WORLD / Europe

Challenger earns narrow victory in Italy
(Reuters)
Updated: 2006-04-12 07:21

ROME - Challenger Romano Prodi's center-left coalition won a narrow victory in the Italian parliamentary election, official results showed Tuesday, but Conservative Prime Minister Silvio Berlusconi refused to concede defeat.

The Union center-left coaliton Leader Romano Prodi speaks to journalists during a press conference at his party headquarters, in Rome, Tuesday, April 11, 2006.
The Union center-left coaliton Leader Romano Prodi speaks to journalists during a press conference at his party headquarters, in Rome, Tuesday, April 11, 2006. [Reuters]
The Interior Ministry assigned Prodi's coalition an unwieldy alliance ranging from Catholics to communists four Senate seats chosen by Italians voting abroad, giving him the margin he needs to win both houses of Italy's parliament.

That did not persuade Berlusconi. "Nobody now can say they have won," he said.

He said the overseas vote that decided the final Senate seats was far from decided, and there were "many irregularities and it's possible that we won't be able to confirm that it has been a valid vote."

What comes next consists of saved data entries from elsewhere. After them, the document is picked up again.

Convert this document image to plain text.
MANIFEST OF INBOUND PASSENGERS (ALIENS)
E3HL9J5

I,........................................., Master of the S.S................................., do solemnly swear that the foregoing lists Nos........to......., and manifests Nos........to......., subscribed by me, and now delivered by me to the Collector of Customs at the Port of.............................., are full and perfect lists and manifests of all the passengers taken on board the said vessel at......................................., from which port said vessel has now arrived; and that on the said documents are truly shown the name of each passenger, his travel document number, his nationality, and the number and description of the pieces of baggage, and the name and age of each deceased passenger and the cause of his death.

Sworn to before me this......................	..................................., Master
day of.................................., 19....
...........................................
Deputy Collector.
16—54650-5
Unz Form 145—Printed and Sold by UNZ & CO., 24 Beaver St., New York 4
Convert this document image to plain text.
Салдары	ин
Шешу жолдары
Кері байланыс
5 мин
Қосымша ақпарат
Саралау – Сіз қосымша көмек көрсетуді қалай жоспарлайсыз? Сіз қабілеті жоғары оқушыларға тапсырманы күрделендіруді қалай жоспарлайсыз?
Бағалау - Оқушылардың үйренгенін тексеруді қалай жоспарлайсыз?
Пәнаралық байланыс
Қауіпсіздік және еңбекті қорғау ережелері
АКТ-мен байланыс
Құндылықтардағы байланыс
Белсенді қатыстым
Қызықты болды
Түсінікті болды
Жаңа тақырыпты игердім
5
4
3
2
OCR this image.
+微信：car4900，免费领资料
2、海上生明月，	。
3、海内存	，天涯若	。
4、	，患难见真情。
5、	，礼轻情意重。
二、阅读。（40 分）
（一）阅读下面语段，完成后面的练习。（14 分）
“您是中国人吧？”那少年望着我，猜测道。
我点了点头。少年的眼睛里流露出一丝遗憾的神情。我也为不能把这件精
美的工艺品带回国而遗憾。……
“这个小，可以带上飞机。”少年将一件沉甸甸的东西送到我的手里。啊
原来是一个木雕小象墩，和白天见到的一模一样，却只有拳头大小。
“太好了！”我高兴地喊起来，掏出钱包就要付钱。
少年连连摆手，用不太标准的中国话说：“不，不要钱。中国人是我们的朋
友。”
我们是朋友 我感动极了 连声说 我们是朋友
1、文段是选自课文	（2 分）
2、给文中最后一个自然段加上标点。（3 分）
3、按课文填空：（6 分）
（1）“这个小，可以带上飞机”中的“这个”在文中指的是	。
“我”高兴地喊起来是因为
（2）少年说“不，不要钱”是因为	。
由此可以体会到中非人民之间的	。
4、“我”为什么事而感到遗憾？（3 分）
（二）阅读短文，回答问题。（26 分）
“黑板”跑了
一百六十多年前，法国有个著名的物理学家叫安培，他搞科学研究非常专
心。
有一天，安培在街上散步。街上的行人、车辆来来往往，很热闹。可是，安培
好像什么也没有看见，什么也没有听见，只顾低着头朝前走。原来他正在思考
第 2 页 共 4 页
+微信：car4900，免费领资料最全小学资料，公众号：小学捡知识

"We won't hesitate to recognize the political victory for our adversaries but only once the necessary legal verification procedures have been completed," he said. His camp called for a recount in the lower house, the Chamber of Deputies, which Prodi's forces won with a 25,000-vote margin out of 38 million ballots cast.

The Interior Ministry said the overall results must still be confirmed by Italy's highest court, and that parliament's election committees would have to rule on any challenges.

Berlusconi suggested Italy could follow Germany's lead and create a "grand coalition" of left and right if final results show neither side in control of both houses of parliament.

"I think that we maybe need to take the example of another European country, perhaps like Germany, to see if there's not a case to unify our forces to govern in agreement," he said.

Prodi dismissed Berlusconi's suggestion for a "grand coalition" and said the prime minister's complaints were "out of line."

"We went before voters with a precise coalition," the Apcom news agency quoted Prodi as saying. "We will govern" with the coalition majority, he said.

Prodi claimed victory well before the Senate figures were in, later saying he was not concerned about the call for a recount.